By Binta A Bah
The high court in Banjul on Friday ruled that the Independent Electoral Commission was right to dismiss the nomination papers of Momodou Sabally, the UDP aspirant for the Busumbala constituency seat in the 9th April National Assembly elections.
Although the court dismissed his appeal, it denied the commission’s request for him to pay legal costs.
Sabally went to the court and asked it to quash the decision of the electoral commission in rejecting his nomination and also prayed to the court to compel the commission to accept his nomination papers.
The IEC said it rejected Mr Sabally’s papers on the grounds that a commission of inquiry made adverse findings against him and asked for him to be banned from holding public office, which recommendation the government accepted in the subsequently released white paper.

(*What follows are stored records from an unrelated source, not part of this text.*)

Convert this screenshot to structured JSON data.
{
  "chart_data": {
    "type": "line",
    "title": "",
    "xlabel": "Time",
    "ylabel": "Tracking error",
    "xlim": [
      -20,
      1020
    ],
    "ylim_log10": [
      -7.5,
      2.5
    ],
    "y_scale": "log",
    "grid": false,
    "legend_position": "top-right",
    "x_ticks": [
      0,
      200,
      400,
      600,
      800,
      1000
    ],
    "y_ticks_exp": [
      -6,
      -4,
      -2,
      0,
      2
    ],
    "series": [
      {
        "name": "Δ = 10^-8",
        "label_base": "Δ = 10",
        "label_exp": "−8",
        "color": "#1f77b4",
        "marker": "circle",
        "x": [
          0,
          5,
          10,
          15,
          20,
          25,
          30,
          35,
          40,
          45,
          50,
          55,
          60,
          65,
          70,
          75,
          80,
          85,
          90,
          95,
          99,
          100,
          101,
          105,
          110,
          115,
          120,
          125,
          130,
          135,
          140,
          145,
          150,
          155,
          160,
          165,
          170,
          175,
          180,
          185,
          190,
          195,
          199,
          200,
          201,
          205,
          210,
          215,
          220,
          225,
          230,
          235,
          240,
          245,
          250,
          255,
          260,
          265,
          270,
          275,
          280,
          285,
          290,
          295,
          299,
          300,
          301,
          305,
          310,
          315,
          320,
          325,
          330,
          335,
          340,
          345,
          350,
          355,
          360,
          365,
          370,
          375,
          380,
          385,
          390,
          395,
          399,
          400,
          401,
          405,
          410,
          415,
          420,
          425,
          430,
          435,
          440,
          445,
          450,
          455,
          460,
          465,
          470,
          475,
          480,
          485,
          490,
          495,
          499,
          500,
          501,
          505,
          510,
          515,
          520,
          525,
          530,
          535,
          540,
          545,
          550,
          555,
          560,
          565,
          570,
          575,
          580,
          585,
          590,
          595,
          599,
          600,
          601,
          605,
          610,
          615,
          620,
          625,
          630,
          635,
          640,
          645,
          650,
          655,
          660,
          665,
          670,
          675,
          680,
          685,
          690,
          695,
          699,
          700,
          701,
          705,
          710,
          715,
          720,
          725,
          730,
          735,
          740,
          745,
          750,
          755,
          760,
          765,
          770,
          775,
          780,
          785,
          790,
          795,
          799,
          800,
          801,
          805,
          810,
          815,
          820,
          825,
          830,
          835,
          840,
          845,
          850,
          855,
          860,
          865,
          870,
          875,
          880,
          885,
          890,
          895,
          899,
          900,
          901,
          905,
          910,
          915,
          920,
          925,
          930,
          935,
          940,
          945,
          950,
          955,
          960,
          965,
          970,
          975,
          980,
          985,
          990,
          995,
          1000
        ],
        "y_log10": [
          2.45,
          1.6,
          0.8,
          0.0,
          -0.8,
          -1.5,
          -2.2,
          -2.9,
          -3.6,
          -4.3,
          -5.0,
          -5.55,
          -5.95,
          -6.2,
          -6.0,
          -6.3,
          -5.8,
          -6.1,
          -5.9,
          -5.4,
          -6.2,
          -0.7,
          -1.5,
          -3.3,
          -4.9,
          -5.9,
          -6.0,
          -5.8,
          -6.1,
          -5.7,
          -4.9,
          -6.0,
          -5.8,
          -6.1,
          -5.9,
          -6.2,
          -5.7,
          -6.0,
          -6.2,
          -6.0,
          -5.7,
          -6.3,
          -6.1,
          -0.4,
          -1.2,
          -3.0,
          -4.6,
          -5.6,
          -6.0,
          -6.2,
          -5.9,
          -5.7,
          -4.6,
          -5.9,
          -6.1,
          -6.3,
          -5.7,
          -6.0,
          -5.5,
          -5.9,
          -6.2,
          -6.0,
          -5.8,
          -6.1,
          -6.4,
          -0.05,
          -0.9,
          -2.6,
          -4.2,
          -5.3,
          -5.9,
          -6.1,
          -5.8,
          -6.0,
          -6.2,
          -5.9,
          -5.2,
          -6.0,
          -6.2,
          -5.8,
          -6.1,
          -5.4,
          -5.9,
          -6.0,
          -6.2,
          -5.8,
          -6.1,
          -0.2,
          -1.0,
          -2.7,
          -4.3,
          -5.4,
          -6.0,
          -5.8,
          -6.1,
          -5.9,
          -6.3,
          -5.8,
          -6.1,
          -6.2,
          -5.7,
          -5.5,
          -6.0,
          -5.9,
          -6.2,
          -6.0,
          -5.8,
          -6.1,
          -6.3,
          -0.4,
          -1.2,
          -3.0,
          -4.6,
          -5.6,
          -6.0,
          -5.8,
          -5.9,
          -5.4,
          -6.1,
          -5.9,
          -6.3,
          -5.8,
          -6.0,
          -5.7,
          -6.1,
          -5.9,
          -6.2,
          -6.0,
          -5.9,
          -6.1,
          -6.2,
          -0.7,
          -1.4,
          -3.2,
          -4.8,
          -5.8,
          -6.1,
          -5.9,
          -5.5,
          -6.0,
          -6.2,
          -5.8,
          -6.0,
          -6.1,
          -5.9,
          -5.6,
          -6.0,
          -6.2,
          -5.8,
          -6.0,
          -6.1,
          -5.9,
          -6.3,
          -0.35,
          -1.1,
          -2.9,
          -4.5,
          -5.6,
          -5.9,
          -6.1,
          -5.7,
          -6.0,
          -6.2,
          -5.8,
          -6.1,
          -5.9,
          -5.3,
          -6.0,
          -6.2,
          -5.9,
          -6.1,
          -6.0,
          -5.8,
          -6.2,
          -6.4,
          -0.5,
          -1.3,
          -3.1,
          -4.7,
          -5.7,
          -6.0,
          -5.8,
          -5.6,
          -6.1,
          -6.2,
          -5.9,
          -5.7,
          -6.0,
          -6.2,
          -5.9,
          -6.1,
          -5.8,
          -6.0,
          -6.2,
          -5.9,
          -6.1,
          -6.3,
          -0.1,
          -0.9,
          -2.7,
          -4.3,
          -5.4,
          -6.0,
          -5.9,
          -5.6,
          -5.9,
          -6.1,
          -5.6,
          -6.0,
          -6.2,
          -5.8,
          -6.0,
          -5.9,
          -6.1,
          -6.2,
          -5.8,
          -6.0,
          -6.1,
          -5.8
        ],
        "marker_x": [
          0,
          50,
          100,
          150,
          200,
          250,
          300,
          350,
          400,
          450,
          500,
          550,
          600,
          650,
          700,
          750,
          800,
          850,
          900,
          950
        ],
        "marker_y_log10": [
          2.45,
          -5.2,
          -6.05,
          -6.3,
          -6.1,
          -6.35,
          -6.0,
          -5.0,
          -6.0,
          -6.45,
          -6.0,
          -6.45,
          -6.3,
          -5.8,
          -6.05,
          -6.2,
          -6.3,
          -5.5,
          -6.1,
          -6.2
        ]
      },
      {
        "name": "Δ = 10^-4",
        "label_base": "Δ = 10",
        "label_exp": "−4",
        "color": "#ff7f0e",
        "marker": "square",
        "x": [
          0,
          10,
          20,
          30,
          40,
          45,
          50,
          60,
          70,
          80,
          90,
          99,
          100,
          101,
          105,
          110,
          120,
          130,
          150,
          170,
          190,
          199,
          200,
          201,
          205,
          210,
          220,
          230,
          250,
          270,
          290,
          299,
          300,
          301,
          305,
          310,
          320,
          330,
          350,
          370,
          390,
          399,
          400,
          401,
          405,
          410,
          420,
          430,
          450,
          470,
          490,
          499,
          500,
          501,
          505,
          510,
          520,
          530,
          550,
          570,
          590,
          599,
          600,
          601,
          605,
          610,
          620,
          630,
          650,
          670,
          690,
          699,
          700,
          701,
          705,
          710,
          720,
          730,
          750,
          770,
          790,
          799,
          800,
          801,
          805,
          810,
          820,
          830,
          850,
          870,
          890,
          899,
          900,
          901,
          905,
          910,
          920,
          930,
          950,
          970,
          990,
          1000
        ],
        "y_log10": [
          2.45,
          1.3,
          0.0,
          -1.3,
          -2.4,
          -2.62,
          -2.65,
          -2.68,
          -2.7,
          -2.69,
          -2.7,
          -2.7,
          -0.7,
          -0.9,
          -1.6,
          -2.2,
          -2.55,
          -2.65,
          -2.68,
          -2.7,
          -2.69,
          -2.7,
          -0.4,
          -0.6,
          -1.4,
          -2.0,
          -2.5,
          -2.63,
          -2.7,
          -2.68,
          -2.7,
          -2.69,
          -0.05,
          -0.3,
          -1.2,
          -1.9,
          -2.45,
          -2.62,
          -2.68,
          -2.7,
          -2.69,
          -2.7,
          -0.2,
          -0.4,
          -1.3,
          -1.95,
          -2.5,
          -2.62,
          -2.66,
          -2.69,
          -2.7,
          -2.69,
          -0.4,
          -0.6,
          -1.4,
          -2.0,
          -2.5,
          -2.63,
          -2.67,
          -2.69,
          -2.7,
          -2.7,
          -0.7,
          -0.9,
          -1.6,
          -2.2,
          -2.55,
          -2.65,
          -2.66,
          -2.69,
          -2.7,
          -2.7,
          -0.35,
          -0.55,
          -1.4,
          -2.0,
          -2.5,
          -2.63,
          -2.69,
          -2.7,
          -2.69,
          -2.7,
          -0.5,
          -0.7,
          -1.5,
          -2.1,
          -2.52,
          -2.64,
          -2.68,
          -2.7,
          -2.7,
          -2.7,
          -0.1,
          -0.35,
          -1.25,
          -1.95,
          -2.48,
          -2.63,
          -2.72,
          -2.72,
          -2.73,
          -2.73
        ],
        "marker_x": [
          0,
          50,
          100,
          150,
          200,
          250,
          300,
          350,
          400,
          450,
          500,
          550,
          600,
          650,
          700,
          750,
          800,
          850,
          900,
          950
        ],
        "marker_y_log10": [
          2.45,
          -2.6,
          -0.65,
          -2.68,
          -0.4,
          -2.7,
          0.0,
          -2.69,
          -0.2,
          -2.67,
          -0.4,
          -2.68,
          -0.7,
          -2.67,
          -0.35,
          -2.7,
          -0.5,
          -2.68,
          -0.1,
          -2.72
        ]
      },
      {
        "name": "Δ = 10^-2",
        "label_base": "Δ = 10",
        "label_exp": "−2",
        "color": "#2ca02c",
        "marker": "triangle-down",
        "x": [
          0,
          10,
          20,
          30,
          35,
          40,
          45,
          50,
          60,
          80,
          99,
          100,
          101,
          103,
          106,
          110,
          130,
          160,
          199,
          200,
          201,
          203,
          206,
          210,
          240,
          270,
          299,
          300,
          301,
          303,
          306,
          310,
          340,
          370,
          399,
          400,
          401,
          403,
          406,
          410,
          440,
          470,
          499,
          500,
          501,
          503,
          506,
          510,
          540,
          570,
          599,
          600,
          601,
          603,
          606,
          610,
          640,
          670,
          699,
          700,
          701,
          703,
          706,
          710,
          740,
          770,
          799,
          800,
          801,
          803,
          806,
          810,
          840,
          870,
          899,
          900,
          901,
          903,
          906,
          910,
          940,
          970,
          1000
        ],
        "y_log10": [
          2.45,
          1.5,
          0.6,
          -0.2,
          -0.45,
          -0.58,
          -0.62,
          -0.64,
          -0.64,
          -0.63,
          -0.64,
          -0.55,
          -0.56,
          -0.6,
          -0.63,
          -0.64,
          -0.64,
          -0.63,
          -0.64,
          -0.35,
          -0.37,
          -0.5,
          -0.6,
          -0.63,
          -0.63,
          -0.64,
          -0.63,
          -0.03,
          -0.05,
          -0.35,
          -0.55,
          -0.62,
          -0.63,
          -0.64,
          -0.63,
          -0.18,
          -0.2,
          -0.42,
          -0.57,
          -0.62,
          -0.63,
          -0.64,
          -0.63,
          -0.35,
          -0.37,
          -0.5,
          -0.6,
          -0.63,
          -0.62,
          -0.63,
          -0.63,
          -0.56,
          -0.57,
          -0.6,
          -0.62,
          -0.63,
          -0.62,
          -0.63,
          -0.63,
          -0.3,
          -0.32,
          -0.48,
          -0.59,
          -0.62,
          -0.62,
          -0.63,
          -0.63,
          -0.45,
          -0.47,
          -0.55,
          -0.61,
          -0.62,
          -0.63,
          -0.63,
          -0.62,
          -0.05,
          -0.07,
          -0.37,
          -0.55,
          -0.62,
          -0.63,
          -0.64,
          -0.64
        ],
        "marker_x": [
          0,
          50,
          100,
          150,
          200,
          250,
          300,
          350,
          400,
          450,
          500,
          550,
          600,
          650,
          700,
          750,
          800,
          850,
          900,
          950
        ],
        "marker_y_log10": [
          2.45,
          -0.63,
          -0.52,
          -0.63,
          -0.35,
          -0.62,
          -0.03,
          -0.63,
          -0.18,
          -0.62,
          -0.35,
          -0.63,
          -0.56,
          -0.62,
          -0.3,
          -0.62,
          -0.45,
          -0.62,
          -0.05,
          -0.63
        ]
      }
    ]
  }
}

In a 40-minute ruling, Justice FA Achibonga stated that he agreed with the decision of the IEC in rejecting Sabally’s nomination and that it was in accordance with the law.
He said the court was satisfied that Sabally is “incompetent” to hold public office after a specific finding against him by a commission of inquiry which banned him from holding public office by reason of defrauding the state.
“The court held that the commission of inquiry did not only make address of findings against the applicant as to make him incompetent to hold public office, the commission actually banned him from being appointed as a director in any state-owned enterprise in The Gambia,” he ruled, adding that there is no evidence to show that the findings of the inquiry against Sabally have been set aside.
“The application [therefore] lacks merits and is therefore dismissed,” he said.
After the ruling was delivered, the IEC lawyer Fatou Jawo, informed the court that the electoral commission was asking for a cost from Sabally.
This was challenged by Sabally’s lawyer Abdoulie Fatty who contended that his client was simply exercising his constitutional rights and awarding cost in this case will stop others from filing such applications.
“This application is not malicious by any means. Any aspiring candidate whose candidature has been rejected by the IEC should have the full confidence to file applications before the courts,” he said.
The judge agreed and said “to award cost in this nature will only discourage the public to be full participants in the democratic process”.